Earlier this month, the EEOC issued a Q&A entitled, Application of Title VII and the ADA to Applicants or Employees Who Experience Domestic or Dating Violence, Sexual Assault, or Stalking [pdf].
While Title VII and the ADA do not expressly protect victims from discrimination, they do protect against employers’ use of stereotypes rooted in protected classes (e.g., sex or mental illness) to treat these employees differently.
The EEOC is kind enough to provide some examples of these stereotypes in action:
Title VII—Disparate Treatment Based on Sex
- An employer terminates an employee after learning she has been subjected to domestic violence, saying he fears the potential “drama battered women bring to the workplace.”
Title VII—Sexual Harassment
- An employee’s co-worker sits uncomfortably close to her in meetings, and has made suggestive comments. He waits for her in the dark outside the women’s bathroom and in the parking lot outside of work, and blocks her passage in the hallway in a threatening manner. He also repeatedly telephones her after hours, sends personal emails, and shows up outside her apartment building at night. She reports these incidents to management and complains that she feels unsafe and afraid working nearby him. In response, management transfers him to another area of the building, but he continues to subject her to sexual advances and stalking. She notifies management but no further action is taken.
ADA—Disparate Treatment Based on Actual or Perceived Disability
- An employer searches an applicant’s name online and learns that she was a complaining witness in a rape prosecution and received counseling for depression. The employer decides not to hire her based on a concern that she may require future time off for continuing symptoms or further treatment of depression.
ADA—Denial of Reasonable Accommodation
- An employee who has no accrued sick leave and whose employer is not covered by the FMLA requests a schedule change or unpaid leave to get treatment for depression and anxiety following a sexual assault by an intruder in her home. The employer denies the request because it “applies leave and attendance policies the same way to all employees.”

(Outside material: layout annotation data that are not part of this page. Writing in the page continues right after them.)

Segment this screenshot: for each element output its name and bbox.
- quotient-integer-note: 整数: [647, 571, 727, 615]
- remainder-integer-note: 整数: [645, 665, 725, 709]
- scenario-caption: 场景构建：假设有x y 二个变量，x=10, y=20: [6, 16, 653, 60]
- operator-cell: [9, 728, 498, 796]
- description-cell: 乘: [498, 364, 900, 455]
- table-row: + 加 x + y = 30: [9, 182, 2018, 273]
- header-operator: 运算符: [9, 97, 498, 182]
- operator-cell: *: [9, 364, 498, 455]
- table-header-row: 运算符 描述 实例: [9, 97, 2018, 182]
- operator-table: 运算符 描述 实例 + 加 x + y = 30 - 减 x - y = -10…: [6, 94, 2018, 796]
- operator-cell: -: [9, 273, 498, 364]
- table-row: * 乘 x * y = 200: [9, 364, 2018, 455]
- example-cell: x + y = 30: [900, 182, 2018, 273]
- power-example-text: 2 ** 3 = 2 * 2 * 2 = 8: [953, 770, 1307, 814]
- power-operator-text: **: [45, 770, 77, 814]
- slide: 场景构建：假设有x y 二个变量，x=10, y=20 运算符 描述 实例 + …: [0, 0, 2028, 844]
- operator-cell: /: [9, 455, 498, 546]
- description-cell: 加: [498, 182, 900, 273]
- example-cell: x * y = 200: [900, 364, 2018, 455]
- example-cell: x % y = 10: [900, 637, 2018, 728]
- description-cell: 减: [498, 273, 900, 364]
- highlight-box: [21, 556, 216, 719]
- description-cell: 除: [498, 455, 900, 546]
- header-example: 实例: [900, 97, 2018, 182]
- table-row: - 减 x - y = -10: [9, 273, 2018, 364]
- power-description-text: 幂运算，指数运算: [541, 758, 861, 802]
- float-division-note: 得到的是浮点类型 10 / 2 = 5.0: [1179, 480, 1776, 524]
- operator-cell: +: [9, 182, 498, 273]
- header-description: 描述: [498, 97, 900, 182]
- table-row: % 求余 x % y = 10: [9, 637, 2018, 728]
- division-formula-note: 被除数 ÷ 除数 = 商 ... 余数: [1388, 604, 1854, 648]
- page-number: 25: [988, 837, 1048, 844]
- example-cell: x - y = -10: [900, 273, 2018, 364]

- An employee files a complaint with her employer’s human resources department alleging that she was raped by a prominent company manager while on a business trip. In response, other company managers reassign her to less favorable projects, stop including her in meetings, and tell co-workers not to speak with her.
The Q&A contains many more examples. It is worth reading, and incorporating into your harassment/EEO training so that managers and supervisors are aware of these issues.
Hat tip to the Workplace Prof Blog for brining this to my attention.